For those with a wilder palate, there’s the Balsamic Berry Melt. This sandwich overflows with a sweet berry compote—blueberries mostly, it seems—with fresh spinach and melted mozzarella. The result is an adventure in textures—crusty bread vies with the creamy mozzarella and berries. It is the thing I will order for my future Sunday brunch on the front porch. This delightful sandwich arrives with a side of Cauliflower Buffalo Bites, signaling the owners’ belief that food can be fun, healthy, and, on occasion, lightly fried.
Next, two enormous salads land on the table, either one a meal in itself. The Harvest Honeycrisp Salad brings together kale, honey crisp apples, cheddar, pepitas, toasted pecans and a cinnamon shallot vinaigrette, in an equally sweet and spicy combination. If a salad can have an overarching theme, this one’s is cinnamon, and it works really well. The second salad is Candied Almond and Mandarin Salad. Mixed greens, mandarin oranges, apples, dried cranberries, feta and candied almonds are served with an orange poppy seed dressing. It reads more like a fruit salad than a salad-salad in the traditional sense, but the greens are plentiful and the feta plays well balancing the sweetness. Actually, I don’t always enjoy the particular bite of feta, but this salad might just be its natural habitat.

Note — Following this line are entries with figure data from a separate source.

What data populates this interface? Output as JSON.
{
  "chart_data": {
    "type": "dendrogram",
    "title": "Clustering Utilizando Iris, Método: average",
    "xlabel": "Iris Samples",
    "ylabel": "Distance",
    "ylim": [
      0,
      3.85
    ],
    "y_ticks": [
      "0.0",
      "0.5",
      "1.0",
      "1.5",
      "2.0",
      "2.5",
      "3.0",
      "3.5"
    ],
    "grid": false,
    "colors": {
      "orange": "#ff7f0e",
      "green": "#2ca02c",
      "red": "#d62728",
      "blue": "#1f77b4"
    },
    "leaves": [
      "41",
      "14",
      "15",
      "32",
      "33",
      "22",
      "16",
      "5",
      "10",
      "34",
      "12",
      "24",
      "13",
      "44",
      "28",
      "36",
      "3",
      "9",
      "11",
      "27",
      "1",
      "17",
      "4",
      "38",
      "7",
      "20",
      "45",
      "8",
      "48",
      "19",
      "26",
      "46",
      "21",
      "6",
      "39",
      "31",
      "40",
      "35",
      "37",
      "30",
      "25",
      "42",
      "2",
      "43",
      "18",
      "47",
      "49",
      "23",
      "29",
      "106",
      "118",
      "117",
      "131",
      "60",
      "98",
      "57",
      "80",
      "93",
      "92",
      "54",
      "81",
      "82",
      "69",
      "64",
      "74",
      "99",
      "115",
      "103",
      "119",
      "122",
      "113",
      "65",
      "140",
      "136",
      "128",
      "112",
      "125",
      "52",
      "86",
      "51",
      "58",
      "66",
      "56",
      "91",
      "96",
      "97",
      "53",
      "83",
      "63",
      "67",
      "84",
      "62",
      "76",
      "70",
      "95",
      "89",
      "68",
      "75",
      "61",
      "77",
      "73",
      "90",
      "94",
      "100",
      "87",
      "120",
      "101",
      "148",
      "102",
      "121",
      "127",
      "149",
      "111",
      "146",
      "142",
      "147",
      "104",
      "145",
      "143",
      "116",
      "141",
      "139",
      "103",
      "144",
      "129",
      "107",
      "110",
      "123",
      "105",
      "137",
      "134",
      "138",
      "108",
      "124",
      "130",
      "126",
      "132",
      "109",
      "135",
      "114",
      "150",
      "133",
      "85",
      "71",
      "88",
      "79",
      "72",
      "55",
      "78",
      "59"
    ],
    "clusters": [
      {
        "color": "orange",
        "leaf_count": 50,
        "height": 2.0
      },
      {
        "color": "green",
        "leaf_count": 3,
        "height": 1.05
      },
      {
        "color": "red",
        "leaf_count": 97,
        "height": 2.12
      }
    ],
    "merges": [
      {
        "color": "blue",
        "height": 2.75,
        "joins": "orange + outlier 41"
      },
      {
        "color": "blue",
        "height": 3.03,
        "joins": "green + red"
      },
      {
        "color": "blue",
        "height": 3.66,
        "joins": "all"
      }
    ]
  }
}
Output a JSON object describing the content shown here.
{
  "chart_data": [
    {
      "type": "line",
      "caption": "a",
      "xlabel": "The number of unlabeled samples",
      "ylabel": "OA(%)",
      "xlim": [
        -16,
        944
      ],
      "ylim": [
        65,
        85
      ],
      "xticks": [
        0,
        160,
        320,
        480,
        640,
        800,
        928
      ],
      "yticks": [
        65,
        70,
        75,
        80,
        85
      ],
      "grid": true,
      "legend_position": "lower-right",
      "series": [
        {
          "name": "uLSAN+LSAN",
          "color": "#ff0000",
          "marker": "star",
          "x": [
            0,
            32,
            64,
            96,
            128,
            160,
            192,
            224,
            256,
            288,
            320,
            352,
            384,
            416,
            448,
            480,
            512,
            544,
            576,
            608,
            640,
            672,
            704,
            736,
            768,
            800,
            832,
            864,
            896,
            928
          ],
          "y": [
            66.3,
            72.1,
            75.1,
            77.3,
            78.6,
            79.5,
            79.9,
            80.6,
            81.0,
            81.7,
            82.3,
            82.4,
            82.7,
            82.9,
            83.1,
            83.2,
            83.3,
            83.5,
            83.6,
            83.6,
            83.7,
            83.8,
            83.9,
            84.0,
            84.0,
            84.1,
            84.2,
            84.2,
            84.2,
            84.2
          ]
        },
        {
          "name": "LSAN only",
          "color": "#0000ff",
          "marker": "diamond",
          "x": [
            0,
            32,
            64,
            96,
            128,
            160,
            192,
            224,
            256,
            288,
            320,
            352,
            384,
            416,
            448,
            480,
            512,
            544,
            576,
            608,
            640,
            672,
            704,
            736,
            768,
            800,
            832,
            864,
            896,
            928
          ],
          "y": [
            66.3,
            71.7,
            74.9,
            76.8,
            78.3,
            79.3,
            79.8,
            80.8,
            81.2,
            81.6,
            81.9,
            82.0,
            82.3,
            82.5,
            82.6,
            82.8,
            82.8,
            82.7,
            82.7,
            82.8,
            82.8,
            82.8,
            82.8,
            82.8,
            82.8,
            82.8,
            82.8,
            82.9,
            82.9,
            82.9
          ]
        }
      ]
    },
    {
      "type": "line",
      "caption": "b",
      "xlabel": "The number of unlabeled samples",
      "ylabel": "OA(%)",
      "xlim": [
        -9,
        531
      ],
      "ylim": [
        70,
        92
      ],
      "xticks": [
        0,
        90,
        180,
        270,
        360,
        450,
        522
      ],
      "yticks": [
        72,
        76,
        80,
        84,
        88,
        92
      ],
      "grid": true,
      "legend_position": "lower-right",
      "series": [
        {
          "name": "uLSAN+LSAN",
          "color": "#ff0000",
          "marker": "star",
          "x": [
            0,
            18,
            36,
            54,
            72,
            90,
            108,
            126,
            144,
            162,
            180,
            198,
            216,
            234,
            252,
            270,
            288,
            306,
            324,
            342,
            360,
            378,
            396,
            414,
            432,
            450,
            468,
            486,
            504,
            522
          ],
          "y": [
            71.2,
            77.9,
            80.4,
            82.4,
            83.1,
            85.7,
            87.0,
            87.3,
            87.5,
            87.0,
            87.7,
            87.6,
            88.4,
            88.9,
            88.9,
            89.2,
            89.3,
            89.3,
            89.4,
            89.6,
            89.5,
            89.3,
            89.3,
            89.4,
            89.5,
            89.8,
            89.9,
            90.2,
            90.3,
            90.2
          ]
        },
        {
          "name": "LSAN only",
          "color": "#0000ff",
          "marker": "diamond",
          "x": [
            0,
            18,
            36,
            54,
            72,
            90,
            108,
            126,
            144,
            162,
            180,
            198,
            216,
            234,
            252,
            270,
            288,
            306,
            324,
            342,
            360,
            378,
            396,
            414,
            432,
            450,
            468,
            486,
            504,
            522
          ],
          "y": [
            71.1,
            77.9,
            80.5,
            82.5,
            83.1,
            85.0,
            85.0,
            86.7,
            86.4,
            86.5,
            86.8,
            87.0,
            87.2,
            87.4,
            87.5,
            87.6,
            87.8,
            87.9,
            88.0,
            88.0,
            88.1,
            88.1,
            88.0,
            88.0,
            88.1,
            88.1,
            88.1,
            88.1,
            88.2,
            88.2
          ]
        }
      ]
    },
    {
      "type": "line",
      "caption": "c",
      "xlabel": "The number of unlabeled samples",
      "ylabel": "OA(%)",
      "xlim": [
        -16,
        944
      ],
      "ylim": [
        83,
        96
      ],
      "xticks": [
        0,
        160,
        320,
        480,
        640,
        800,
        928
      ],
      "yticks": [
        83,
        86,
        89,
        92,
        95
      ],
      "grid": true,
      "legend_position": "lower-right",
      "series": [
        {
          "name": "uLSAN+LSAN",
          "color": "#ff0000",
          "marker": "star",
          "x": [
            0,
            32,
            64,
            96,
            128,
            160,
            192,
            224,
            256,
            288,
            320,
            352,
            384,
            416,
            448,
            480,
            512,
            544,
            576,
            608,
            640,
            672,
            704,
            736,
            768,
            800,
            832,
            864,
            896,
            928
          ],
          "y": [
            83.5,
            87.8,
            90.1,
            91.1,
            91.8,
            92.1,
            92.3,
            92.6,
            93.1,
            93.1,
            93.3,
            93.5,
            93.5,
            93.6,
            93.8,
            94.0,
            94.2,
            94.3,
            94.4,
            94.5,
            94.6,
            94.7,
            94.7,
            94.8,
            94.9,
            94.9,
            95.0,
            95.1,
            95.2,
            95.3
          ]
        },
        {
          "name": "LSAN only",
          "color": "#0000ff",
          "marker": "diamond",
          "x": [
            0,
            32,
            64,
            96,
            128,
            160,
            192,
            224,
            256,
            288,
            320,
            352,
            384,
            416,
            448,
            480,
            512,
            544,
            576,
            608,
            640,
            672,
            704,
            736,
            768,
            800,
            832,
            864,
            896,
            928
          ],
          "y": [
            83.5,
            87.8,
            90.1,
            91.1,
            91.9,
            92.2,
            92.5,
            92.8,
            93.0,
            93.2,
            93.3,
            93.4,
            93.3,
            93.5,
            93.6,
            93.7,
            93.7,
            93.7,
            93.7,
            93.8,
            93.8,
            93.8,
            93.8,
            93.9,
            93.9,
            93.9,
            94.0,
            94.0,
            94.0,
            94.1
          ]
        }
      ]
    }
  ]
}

It’s inadvisable to try their desserts on such a full stomach, but we are more than “tasting” napoleons with layers of puffed pastry and custard, cream puffs, and rugelach, a croissant-like pastry with a nutty sweet filling. If it weren’t so good, I might be embarrassed by how ridiculous we look lording over enough desserts for a table three times the size of ours. If I must pick a favorite, it’s the napoleon, but I can see ordering more than one dessert for my eventual summer brunch.
Beyond entrees, sandwiches, salads, sides and desserts, there are also smoothies and juices. The Green Mango smoothie, my favorite, combines mango, cucumber, cilantro, coconut water and lime. As full as I am, I end up finishing it on my short drive home. But, Bunny Brew, fresh carrot and apple juice, is a close second. Parents can fool the most vegetable-resistant kid with this drink. Between the cute name, natural sweetness and thick texture, little ones will never suspect it’s healthy, too.
I can’t help but think of this new restaurant’s vibrancy against the backdrop of White Sulphur Springs’ recent history. It has been nearly two years since the devastating flood that wiped out a large swath of this little town known mostly for the Greenbrier Resort. Today it feels like Sanctuary Living Cuisine is foretelling a new, vigorous springtime for the town that has struggled to emerge from the floodwaters.